Conflicts and European Socialization
"Conflict is of sociological significance, in that it engenders or modifies communities of interest, standardization, and organization", wrote Georg Simmel in 1908 about conflict as a form of sociation. According to Simmel, conflicts generate and reproduce social spheres of action while at the same time structuring and differentiating them. Struggles, conflict, and controversies thus reflect processes in which the relations between actors are established and ordered, and in which the existing orders of such relations are altered. The project takes up this line of thought and seeks to discover the contribution of conflicts to sociation at the European level, focusing on conflicts in which actors dispute issues of justice, equality, and social recognition. It investigates whether and how such conflicts create European spheres of action and generate or alter European contexts of order.
Addressing these issues must entail theoretical consideration of the concept of conflict. Although approaches based in conflict theory are prevalent in social research and historiography, as well as in research on Europe, there is nonetheless a lack of discussion about the concept of conflict and its application in these approaches.
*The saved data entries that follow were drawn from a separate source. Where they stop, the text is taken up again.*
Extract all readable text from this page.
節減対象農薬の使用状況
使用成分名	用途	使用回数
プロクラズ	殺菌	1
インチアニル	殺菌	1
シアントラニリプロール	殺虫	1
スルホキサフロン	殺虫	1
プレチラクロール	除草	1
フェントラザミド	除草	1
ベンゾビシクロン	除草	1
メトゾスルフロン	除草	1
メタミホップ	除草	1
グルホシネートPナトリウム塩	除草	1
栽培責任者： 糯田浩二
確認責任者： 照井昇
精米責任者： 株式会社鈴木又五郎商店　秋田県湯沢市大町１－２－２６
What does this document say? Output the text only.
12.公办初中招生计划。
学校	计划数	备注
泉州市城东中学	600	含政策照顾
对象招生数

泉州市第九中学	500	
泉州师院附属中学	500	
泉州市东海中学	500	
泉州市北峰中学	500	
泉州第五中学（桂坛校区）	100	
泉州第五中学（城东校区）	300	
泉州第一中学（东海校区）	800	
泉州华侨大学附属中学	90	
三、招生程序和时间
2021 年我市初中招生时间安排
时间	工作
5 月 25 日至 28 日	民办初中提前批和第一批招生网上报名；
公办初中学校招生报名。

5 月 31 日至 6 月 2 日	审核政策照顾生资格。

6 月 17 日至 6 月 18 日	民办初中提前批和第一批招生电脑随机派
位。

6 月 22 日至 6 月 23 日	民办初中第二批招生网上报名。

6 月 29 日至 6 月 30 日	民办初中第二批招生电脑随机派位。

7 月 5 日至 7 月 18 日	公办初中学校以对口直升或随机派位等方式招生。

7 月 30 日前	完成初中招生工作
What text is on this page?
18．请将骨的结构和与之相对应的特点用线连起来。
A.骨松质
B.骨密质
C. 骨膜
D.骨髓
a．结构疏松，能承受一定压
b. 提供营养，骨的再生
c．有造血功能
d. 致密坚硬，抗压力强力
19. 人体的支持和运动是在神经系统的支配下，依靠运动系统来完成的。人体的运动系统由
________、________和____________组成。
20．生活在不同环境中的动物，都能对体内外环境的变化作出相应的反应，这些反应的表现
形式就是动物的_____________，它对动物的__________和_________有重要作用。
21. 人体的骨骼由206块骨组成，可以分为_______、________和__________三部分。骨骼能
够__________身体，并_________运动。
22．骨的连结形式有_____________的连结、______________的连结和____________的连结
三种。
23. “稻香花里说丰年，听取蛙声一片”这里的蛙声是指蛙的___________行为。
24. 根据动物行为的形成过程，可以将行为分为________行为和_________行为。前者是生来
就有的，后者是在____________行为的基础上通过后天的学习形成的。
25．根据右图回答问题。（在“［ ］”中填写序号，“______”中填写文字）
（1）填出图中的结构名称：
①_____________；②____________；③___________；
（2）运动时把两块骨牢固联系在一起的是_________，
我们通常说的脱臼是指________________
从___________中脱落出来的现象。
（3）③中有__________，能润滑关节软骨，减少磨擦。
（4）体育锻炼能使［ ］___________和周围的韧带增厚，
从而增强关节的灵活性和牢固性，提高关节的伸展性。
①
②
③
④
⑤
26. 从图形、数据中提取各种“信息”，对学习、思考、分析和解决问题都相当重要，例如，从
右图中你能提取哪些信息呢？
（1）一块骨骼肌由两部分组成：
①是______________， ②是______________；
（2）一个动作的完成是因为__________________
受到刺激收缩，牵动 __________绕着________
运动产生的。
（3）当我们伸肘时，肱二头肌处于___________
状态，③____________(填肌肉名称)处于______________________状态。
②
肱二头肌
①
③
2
This deficit is thus the starting point for this research, which will investigate from a sociological-historical perspective the interdependencies between conflicts and nation-state concepts of order, on one hand, and the connections, intersections, and boundaries between the concept of conflict and the conceptualization of violence, the rule of law, and the welfare state, on the other. By reflecting on these questions, the project aims to utilize the concept of conflict for investigating spheres of action above and below the level of national orders and to make it a reliable category for the analysis of Europeanization processes. A further goal is to attempt to go beyond conflict sociology’s perspectives rooted in modernization and integration theories.
The empirical investigation of conflicts over justice, equality, and social recognition in selected member states of the European Union undertaken here will draw on these efforts to address theoretical and conceptual issues. It is argued here that by considering the genesis and practices of such conflicts and how they are dealt with in society, European spheres of action and order as well as the alteration of existing systems will become visible. This thesis has been developed on the basis of case studies of:
a) urban conflicts in which the actors involved broach questions of distribution and belonging related to societal contexts of order;
b) conflicts at the operational level in which the actors involved (through a European Works Council, for example) negotiate their interests in terms of established contexts of order;
c) conflicts in which the actors involved focus on the contexts of order, making them the subject of conflict for instance in the realm of the politics of memory and migration policies.